X. Liability for defects
Acceptance of the goods is subject to inspection for completeness, correctness and compliance with the warranted characteristics and freedom from defects. Defects, regardless of the time of detection, will be complained about by KuG promptly after detection, whereby the supplier for his part waives the objection of a delayed notice of defects. The supplier is liable according to the legal regulations. KuG then has the right to choose between immediate rectification of defects or subsequent delivery of the defective goods by the supplier, or withdrawal from the contract and the assertion of claims for damages. Payments made by KuG to the suppliers shall under no circumstances imply acceptance or acknowledgement of defects. When third parties assert claims for material and legal defects with respect to the supplier's deliveries, the supplier must fully indemnify KuG from such claims. In the case of hidden defects, the supplier is obligated to reimburse the useless expenditure or material costs. The costs and risk of the return shipment shall be borne by the supplier. Culpable breaches of duty on the part of the supplier beyond this entitle KuG to assert consequential damages resulting from defects (i.e. damages that KuG suffers to other legal assets due to the defective delivery).
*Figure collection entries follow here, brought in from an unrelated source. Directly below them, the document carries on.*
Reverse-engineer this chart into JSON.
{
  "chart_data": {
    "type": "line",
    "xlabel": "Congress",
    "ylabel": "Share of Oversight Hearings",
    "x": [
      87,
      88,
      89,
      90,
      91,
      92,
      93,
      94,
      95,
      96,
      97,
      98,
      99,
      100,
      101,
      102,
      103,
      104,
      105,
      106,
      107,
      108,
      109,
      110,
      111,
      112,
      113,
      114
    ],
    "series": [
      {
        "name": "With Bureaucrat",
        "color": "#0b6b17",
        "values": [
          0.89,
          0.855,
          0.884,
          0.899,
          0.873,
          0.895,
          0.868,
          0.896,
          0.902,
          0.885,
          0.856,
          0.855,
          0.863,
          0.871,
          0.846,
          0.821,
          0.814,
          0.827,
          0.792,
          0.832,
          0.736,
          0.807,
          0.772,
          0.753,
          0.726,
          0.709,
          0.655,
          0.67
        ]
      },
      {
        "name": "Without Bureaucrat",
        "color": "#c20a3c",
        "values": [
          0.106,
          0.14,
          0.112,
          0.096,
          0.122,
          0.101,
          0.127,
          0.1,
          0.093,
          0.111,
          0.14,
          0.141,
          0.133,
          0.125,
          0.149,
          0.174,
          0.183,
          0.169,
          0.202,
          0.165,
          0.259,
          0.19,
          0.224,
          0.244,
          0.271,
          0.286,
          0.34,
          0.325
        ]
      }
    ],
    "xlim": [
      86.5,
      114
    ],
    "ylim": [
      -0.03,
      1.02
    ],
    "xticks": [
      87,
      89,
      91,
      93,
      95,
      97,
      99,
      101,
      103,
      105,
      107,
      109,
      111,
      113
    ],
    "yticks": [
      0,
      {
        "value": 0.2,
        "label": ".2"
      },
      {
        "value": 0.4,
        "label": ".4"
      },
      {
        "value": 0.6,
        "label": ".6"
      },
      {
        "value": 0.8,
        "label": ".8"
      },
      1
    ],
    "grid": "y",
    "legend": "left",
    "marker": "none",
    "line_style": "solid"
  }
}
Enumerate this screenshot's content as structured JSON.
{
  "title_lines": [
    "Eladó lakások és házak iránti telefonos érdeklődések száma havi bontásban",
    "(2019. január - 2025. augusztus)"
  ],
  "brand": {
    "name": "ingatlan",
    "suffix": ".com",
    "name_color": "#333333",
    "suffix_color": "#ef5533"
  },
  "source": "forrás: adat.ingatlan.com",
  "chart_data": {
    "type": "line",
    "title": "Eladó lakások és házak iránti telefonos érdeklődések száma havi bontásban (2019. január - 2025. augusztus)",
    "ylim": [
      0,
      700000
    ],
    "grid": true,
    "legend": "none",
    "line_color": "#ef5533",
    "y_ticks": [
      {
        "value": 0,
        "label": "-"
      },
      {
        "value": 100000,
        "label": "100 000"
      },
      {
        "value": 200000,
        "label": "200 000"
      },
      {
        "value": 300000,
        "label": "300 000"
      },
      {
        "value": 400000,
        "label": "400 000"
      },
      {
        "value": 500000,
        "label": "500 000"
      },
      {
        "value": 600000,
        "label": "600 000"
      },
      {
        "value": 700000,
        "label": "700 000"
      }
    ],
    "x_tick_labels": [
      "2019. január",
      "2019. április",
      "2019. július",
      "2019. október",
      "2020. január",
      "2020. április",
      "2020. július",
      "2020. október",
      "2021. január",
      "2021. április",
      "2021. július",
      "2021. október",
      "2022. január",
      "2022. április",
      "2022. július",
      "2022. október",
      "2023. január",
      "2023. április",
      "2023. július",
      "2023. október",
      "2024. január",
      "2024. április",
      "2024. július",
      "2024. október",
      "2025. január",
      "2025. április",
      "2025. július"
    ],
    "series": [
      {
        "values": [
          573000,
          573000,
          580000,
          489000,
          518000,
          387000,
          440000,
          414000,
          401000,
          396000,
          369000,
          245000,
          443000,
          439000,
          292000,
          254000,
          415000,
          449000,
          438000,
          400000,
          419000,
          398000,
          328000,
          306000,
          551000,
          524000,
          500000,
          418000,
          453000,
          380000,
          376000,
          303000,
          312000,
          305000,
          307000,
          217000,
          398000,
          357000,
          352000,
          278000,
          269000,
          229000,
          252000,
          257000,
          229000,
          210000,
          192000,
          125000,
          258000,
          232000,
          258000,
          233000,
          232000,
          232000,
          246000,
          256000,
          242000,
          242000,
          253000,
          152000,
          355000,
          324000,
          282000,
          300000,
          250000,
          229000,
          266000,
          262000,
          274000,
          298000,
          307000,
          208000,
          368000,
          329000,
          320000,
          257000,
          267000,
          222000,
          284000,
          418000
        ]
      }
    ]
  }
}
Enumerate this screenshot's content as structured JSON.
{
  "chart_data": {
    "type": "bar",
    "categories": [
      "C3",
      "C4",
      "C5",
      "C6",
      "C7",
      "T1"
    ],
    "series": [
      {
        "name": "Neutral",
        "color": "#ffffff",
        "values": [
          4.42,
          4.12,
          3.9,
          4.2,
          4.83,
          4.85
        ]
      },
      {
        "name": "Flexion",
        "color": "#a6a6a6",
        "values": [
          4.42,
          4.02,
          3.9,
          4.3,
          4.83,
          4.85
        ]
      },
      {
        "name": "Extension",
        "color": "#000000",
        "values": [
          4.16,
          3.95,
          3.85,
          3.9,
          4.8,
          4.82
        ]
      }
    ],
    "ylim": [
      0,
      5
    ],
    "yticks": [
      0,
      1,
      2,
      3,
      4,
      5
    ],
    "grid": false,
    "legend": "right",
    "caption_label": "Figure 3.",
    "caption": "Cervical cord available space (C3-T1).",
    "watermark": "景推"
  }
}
The supplier undertakes to maintain a product liability insurance with a coverage of at least EUR 3,000,000.00 per personal injury/property damage - lump sum - for the entire duration of the contractual relationship.
XI property rights
The supplier shall be liable for claims which arise from the use of the delivered goods due to the infringement of industrial property rights and applications for industrial property rights, whereby the industrial property right is either published in the supplier's home country or by the European Patent Office, Great Britain or the USA. In addition, KuG and KuG's end customers are released from all claims arising from the use of such property rights.
XII. Force majeure
Force majeure, labour disputes or unrest, official measures and other unforeseeable and uncontrollable serious events release KuG for the duration of the disruptive event in full from the obligation to perform, whereby this also applies if KuG is already in default. In such a case KuG is obligated to inform the supplier about the disturbing event.
XIII Final provisions
For all disputes in connection with the delivery of goods by suppliers, the registered office of KuG shall be the competent place of jurisdiction. KuG is, however, regardless of this, also entitled to assert its claims at the registered office of the supplier. Unless otherwise agreed in writing, the place of business of KuG is also the place of performance. In case of legal invalidity of individual provisions of these GPC, the validity of the remaining parts of the GPC shall not be affected. Such an invalid provision shall be replaced by a provision that comes closest to the intended economic purpose of KuG, as well as a possible loophole within the GPC of KuG. All trade terms are subject to the DDP. At the beginning of each cooperation with a supplier, KuG will hand over its AEB to the supplier once in written form, which can otherwise be viewed at any time on the KuG website (www.kug-ems.de).